WASHINGTON (dpa-AFX) - UN Secretary-General Antonio Guterres warned that 'the point of no return' in global warming is in sight.
The benchmarks from the World Meteorological Organization's State of the Climate report indicate that 'the point of no return is no longer over the horizon. It is in sight and is hurtling towards us,' the UN chief said in a news conference on the eve of a two-week international climate conference in Spain's capital Madrid.
'The last five years have been the hottest ever recorded. Sea levels are at the highest in human history', he said after revealing the key takeaways from the UN climate agency's report, which is due to be published during COP25.
Guterres said he expects a clear demonstration of increased climate action ambition and commitment out of COP25, which kicks off Monday.
This conference of the parties, or COP25, was due to be held in Chile but was canceled by the government due to weeks of civil unrest.
He called on leaders of all countries to show accountability, responsibility and leadership to end the global climate crisis. 'Anything less wold be a betrayal of our entire human family and all generations to come,' according to him.
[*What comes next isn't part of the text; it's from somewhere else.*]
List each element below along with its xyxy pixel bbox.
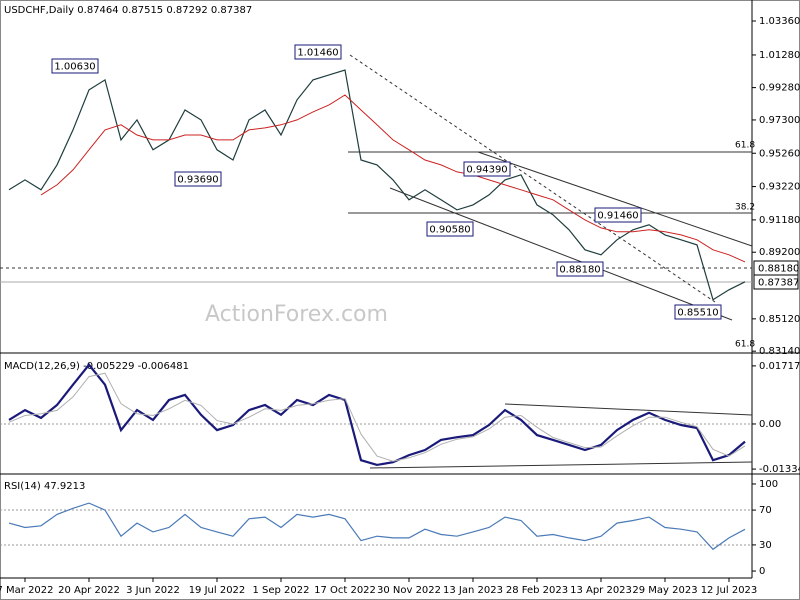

Scientists have provided a road map away from the 'point of no return', which will help limit global temperature rise to just 1.5 degrees Celsius above pre-industrial levels, reach carbon neutrality by 2050 and cut greenhouse gas emissions by 45 per cent from 2010 levels, by 2030.
The UN chief noted that efforts so far have been 'utterly inadequate.'
While noting that 'the signals of hope are multiplying,' Guterres blamed lack of political will as the key missing ingredient.
'Political will to put a price on carbon. Political will to stop subsidies on fossil fuels, or to shift taxation from income to carbon, taxing pollution instead of people.'
The Secretary General insisted that digging and drilling must stop, and be replaced by renewable energy and nature-based solutions to drastically slow climate change.
He said at least $100 billion dollars must be made available to developing countries for mitigation and adaptation and to take into account their 'legitimate expectations to have the resources necessary to build resilience and for disaster response and recovery.'
'We are in a deep hole and we are are still digging. Soon it will be too deep to escape,' Guterres told reporters.
The Secretary-General named the head of the Bank of England, Mark Carney, as the UN's new Special Envoy for Climate Action.
Describing the Canadian as 'a remarkable pioneer in pushing the financial sector to act on climate', Guterres said the new envoy would be focusing on ambitious implementation of action, especially shifting markets and mobilizing private finance, towards limiting global warming to the key 1.5 degrees mark.
Carney replaces former New York mayor Michael Bloomberg, who is running for Democratic presidential candidacy.
The United Nations estimates that if current trends persist, the global temperatures can be expected to rise by 3.4 to 3.9°C this century, which would bring wide-ranging and destructive climate impacts.
COP25 comes in the background of the United States commencing the process to withdraw from the Paris Agreement on climate change, 28 months after President Donald Trump announced his decision saying the global pact was unfair to the world's largest economy.
The United States is the only one of the 195 signatories to the historic agreement - to keep CO2 emissions to well below 2 degrees Celsius above pre-industrial levels - to pull out of it.